Di setiap sudut-sudut jalan, kita seringkali menemui anak-anak jalanan dengan wajah yang sama. Bahkan jika kalian punya warung langganan untuk makan, pasti kalian akan menemukan bahwa yang ngamen di warung “A” itu ya itu-itu saja. Mereka memang seperti berbagi rezeki, berupa daerah kerja dengan yang lainnya. Di tukang angkringan depan kampus, bahkan saya tau kalau mas-mas pengamennya Cuma hafal lagu-lagu Armada. *Yeah!
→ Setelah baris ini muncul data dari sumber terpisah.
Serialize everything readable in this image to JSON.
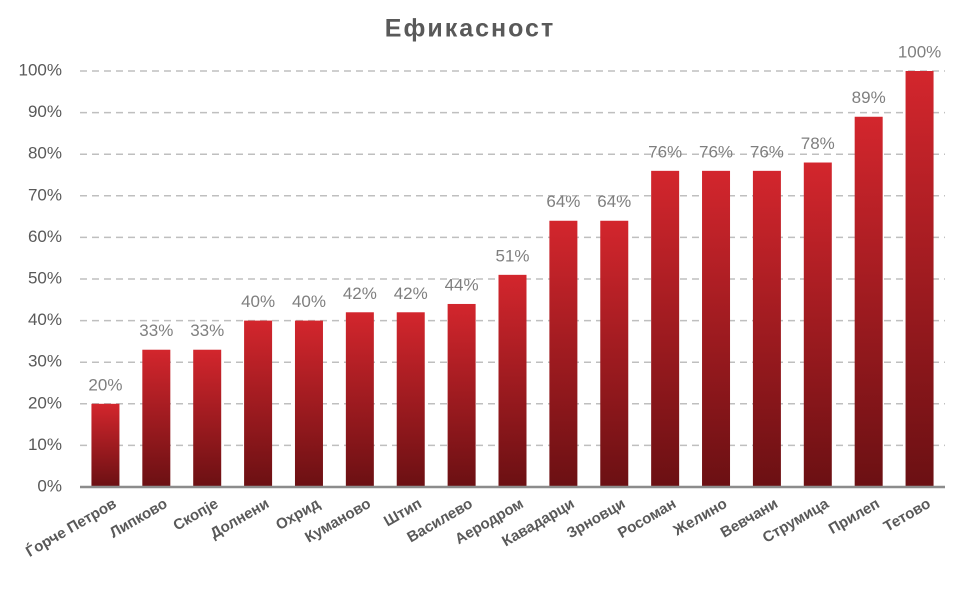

Pasukan Armada mana suaranyaaa* ~
Kawan, Kalau mereka lebih beruntung dari kita, pastilah mereka nggak akan mengorbankan harga diri mereka dengan mengamen atau meminta-minta. Mereka juga ingin pekerjaan yang lebih layak dan tidak melulu dikebiri oleh banyak orang “normal” lainnya. Kalau memang mereka punya pilihan yang lebih seperti kita, pastilah mereka memanfaatkan alternative pilihan-pilihan itu. Mereka, barangkali adalah orang-orang yang tidak punya pilihan.
Tapi kan masih muda? Masih sehat? Kenapa tidak usaha yang lebih terhormat gitu? Memanfaatkan tenaganya misalnya?
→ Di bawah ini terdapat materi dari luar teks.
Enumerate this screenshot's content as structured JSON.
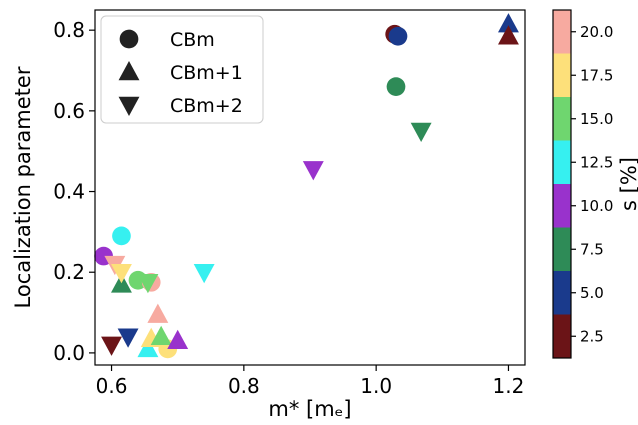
{
  "chart_data": {
    "type": "scatter",
    "xlabel": "m* [mₑ]",
    "ylabel": "Localization parameter",
    "xlim": [
      0.575,
      1.225
    ],
    "ylim": [
      -0.03,
      0.85
    ],
    "xticks": [
      "0.6",
      "0.8",
      "1.0",
      "1.2"
    ],
    "yticks": [
      "0.0",
      "0.2",
      "0.4",
      "0.6",
      "0.8"
    ],
    "grid": false,
    "legend_position": "top-left",
    "legend": [
      {
        "label": "CBm",
        "marker": "circle"
      },
      {
        "label": "CBm+1",
        "marker": "triangle-up"
      },
      {
        "label": "CBm+2",
        "marker": "triangle-down"
      }
    ],
    "colorbar": {
      "label": "s [%]",
      "bins": [
        {
          "range": [
            1.25,
            3.75
          ],
          "color": "#6b1417"
        },
        {
          "range": [
            3.75,
            6.25
          ],
          "color": "#1a3a8c"
        },
        {
          "range": [
            6.25,
            8.75
          ],
          "color": "#2e8b57"
        },
        {
          "range": [
            8.75,
            11.25
          ],
          "color": "#9932cc"
        },
        {
          "range": [
            11.25,
            13.75
          ],
          "color": "#36f0f0"
        },
        {
          "range": [
            13.75,
            16.25
          ],
          "color": "#6fd66f"
        },
        {
          "range": [
            16.25,
            18.75
          ],
          "color": "#fde07a"
        },
        {
          "range": [
            18.75,
            21.25
          ],
          "color": "#f7aaa0"
        }
      ],
      "ticks": [
        "2.5",
        "5.0",
        "7.5",
        "10.0",
        "12.5",
        "15.0",
        "17.5",
        "20.0"
      ]
    },
    "series": [
      {
        "name": "CBm",
        "marker": "circle",
        "points": [
          {
            "x": 0.588,
            "y": 0.24,
            "s": 10.0
          },
          {
            "x": 0.615,
            "y": 0.29,
            "s": 12.5
          },
          {
            "x": 0.64,
            "y": 0.18,
            "s": 15.0
          },
          {
            "x": 0.66,
            "y": 0.175,
            "s": 20.0
          },
          {
            "x": 0.685,
            "y": 0.01,
            "s": 17.5
          },
          {
            "x": 1.028,
            "y": 0.79,
            "s": 2.5
          },
          {
            "x": 1.033,
            "y": 0.785,
            "s": 5.0
          },
          {
            "x": 1.03,
            "y": 0.66,
            "s": 7.5
          }
        ]
      },
      {
        "name": "CBm+1",
        "marker": "triangle-up",
        "points": [
          {
            "x": 0.615,
            "y": 0.17,
            "s": 7.5
          },
          {
            "x": 0.655,
            "y": 0.01,
            "s": 12.5
          },
          {
            "x": 0.66,
            "y": 0.035,
            "s": 17.5
          },
          {
            "x": 0.67,
            "y": 0.095,
            "s": 20.0
          },
          {
            "x": 0.675,
            "y": 0.04,
            "s": 15.0
          },
          {
            "x": 0.7,
            "y": 0.03,
            "s": 10.0
          },
          {
            "x": 1.2,
            "y": 0.815,
            "s": 5.0
          },
          {
            "x": 1.2,
            "y": 0.785,
            "s": 2.5
          }
        ]
      },
      {
        "name": "CBm+2",
        "marker": "triangle-down",
        "points": [
          {
            "x": 0.6,
            "y": 0.02,
            "s": 2.5
          },
          {
            "x": 0.605,
            "y": 0.22,
            "s": 20.0
          },
          {
            "x": 0.615,
            "y": 0.2,
            "s": 17.5
          },
          {
            "x": 0.625,
            "y": 0.04,
            "s": 5.0
          },
          {
            "x": 0.655,
            "y": 0.175,
            "s": 15.0
          },
          {
            "x": 0.74,
            "y": 0.2,
            "s": 12.5
          },
          {
            "x": 0.905,
            "y": 0.455,
            "s": 10.0
          },
          {
            "x": 1.068,
            "y": 0.55,
            "s": 7.5
          }
        ]
      }
    ]
  }
}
Agus namanya. Bekerja di “gudang” distribusi produk merk ternama. Tiap harinya “hanya” mendapat gaji 15 ribu di tahun 2013 ini. Mungkin lebih sedikit dari uang jajan kita semua (pasti lebih sedikit). Dia belum bisa mendapatkan pekerjaan selain pekerjaan itu. Kenapa? Ijazah lulus dari SMA belum juga bisa ditebusnya karena dia belum menuntaskan urusan administrasi sudah hampir dua tahun yang lalu. Sedang ia juga anak muda yang sama seperti kita. Ingin main-main, ingin jalan-jalan sesekali, juga ingin jatuh cinta walaupun kepada sesama gadis miskin seusianya.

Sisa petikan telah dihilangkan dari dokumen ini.